Gomez was referencing the growth in businesses offering Central American "doomsday tour" packages, as well as events such as doomsday-related one being planned by the Guatemalan Culture Ministry that will attract an estimated 90,000 people to Guatemala City in December.
Doomsday and catastrophic predictions related to the Mayan calendar, which hits a symbolic turning point on Dec. 21, 2012, aren't new. They already permeate pop culture through films, songs and hundreds of books. But as the new year approaches, interest has spiked.
A Reuters survey in May found that one in 10 people believe that the Mayan calendar could signify the end of the world in 2012, and 15 percent of people believe the world will end in their lifetime.
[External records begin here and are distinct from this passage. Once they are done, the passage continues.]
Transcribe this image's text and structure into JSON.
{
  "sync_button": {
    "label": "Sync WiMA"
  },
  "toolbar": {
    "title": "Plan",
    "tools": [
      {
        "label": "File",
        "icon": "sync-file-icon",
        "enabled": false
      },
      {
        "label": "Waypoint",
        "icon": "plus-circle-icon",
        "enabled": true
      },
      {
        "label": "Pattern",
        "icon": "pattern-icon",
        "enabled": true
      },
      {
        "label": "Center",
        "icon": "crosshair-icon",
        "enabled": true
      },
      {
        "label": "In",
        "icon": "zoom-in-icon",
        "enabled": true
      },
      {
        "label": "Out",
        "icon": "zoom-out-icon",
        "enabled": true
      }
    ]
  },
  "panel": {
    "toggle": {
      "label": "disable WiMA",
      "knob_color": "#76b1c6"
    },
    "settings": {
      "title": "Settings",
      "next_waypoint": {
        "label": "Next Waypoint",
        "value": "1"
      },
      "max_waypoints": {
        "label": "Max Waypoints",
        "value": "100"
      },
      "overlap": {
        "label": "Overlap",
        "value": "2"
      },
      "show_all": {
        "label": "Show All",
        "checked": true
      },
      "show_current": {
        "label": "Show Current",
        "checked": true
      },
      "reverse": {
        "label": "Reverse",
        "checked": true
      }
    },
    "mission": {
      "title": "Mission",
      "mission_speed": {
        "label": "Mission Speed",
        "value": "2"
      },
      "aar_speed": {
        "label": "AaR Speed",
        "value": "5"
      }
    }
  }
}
Web sites and message boards promoting the "Mayan doomsday" date have proliferated, and at least one company is selling $5,300 tickets for a 28-day "La Ruta Maya" bike tour that will begin in Costa Rica and end on Dec. 21 in Belize.
Gomez said the Dec. 21 "doomsday" is actually the beginning of a new time cycle on the Mayan calendar and "means there will be big changes on the personal, family and community level, so that there is harmony and balance between mankind and nature," according to the AFP.
Gomez's told the AFP that his group is organizing what it sees as more respectful and sacred events to mark the turn of the new Mayan calendar in five cities. He suggested that the government instead support these gatherings, the AFP reported.